The stock market has been moving sharply higher lately, and Wednesday was no exception. A 0.6% gain for the Dow Jones Industrial Average matched well with similar-sized jumps in other major indexes, with investors taking comfort from encouraging readings on the macroeconomic front. Yet even though much of the market continued to build on gains from earlier in the week, some stocks weren't able to participate in the rally. Express (NYSE:EXPR), Roku (NASDAQ:ROKU), and Insys Therapeutics (NASDAQ:INSY) were among the worst performers. Here's why they did so poorly.
Express looks a bit shabby
Shares of Express dropped 10% following the apparel retailer's release of its fourth-quarter financial results. Express said that revenue fell 10% from year-ago levels, due in large part to a decline of 6% in comparable sales during the period. A portion of the decline stemmed from the fact that there was one less week in the period, but the need for more generous promotions to move merchandise hurt the company's margin levels. Express also expects further deterioration in the coming quarter, including a comparable-sales plunge of 9% to 11%. With the retailer choosing not to give full-year 2019 guidance given uncertain trends and the absence of a permanent CEO, Express shareholders seem even more nervous than they did in December about whether the company has fallen out of fashion for good.
Did Roku fly too high?
Roku's stock dropped 14% after the smart TV specialist got some negative comments from stock analysts. Macquarie downgraded the stock from outperform to neutral, while Loop Capital went further, taking it from hold to sell. After huge gains so far in 2019, Roku's shares have already reflected much of the upside potential in the company's business, and some fear that copycat providers will eventually be able to challenge the early success that Roku has enjoyed.
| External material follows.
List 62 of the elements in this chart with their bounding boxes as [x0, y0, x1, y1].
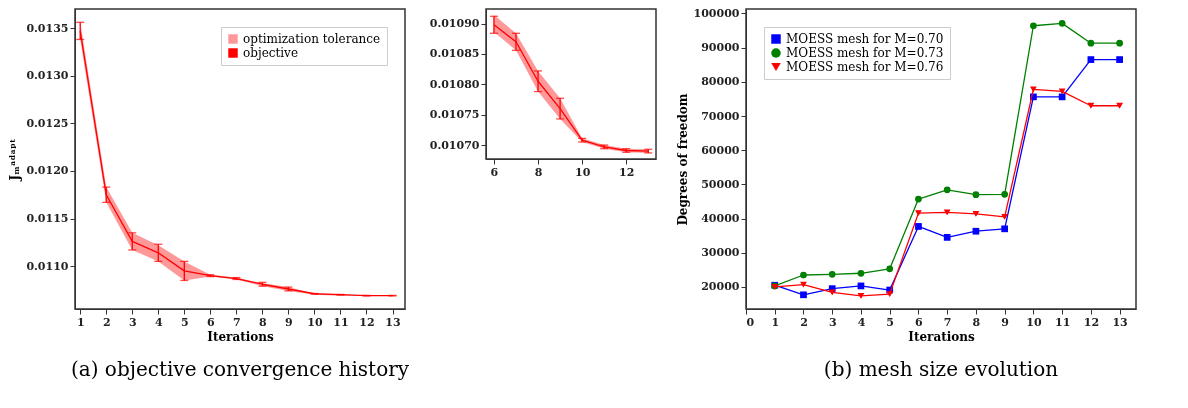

If it can successfully move from relying solely on hardware to gain customers for its streaming service, then Roku's upside could remain fully intact.
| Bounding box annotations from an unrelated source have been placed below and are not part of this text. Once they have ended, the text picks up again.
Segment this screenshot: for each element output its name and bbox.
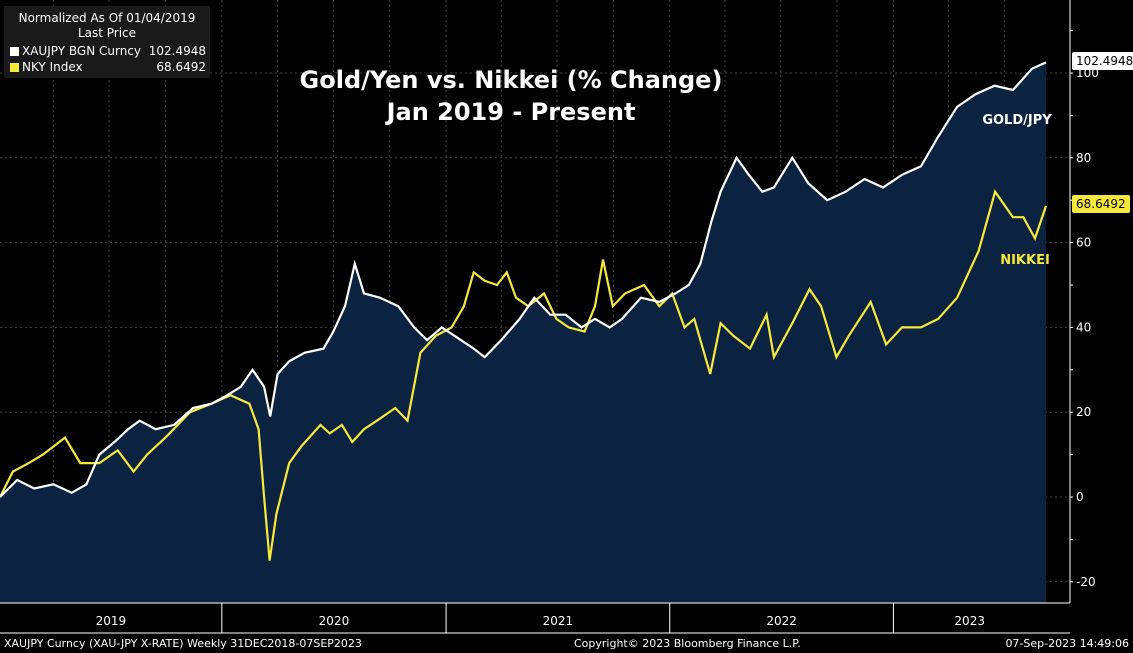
legend-name-gold: XAUJPY BGN Curncy xyxy=(22,44,141,58)
legend-header-last-price: Last Price xyxy=(77,26,137,40)
legend-name-nikkei: NKY Index xyxy=(22,60,83,74)
x-year-label-2019: 2019 xyxy=(96,614,127,628)
legend-value-nikkei: 68.6492 xyxy=(156,60,206,74)
footer-source: XAUJPY Curncy (XAU-JPY X-RATE) Weekly 31… xyxy=(4,637,362,650)
y-tick-label-60: 60 xyxy=(1076,236,1091,250)
legend: Normalized As Of 01/04/2019 Last Price X… xyxy=(4,6,210,78)
legend-row-nikkei: NKY Index 68.6492 xyxy=(10,60,206,74)
legend-value-gold: 102.4948 xyxy=(148,44,206,58)
gold-last-price-tag: 102.4948 xyxy=(1072,52,1133,70)
y-tick-label-80: 80 xyxy=(1076,151,1091,165)
footer-timestamp: 07-Sep-2023 14:49:06 xyxy=(1005,637,1129,650)
y-tick-label--20: -20 xyxy=(1076,575,1096,589)
x-year-label-2023: 2023 xyxy=(954,614,985,628)
gold-series-label: GOLD/JPY xyxy=(982,113,1052,128)
legend-header-normalized: Normalized As Of 01/04/2019 xyxy=(18,11,196,25)
x-year-label-2022: 2022 xyxy=(766,614,797,628)
legend-row-gold: XAUJPY BGN Curncy 102.4948 xyxy=(10,44,206,58)
gold-series-line xyxy=(0,61,1047,498)
legend-swatch-nikkei xyxy=(10,63,19,72)
x-year-label-2021: 2021 xyxy=(543,614,574,628)
legend-swatch-gold xyxy=(10,47,19,56)
chart-subtitle: Jan 2019 - Present xyxy=(385,98,636,126)
y-tick-label-20: 20 xyxy=(1076,405,1091,419)
y-tick-label-0: 0 xyxy=(1076,490,1084,504)
y-tick-label-40: 40 xyxy=(1076,320,1091,334)
footer-copyright: Copyright© 2023 Bloomberg Finance L.P. xyxy=(574,637,801,650)
nikkei-series-label: NIKKEI xyxy=(1000,253,1050,268)
x-year-label-2020: 2020 xyxy=(319,614,350,628)
nikkei-last-price-tag: 68.6492 xyxy=(1072,195,1130,213)
chart-title: Gold/Yen vs. Nikkei (% Change) xyxy=(300,66,723,94)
Insys deals with big doubts
Finally, shares of Insys Therapeutics plunged 25%. The maker of opioid-based treatments said that an auditor has expressed negative views about whether Insys can continue to operate as a going concern, which is essentially accounting language for staying in business. With accusations that company executives paid bribes to boost prescription volumes for its cancer pain treatment Subsys, the roughly $100 million in cash on Insys' balance sheet might be insufficient to handle rising legal fees, settlements, and other costs. Until those questions get resolved, Insys will have trouble building confidence among its shareholders.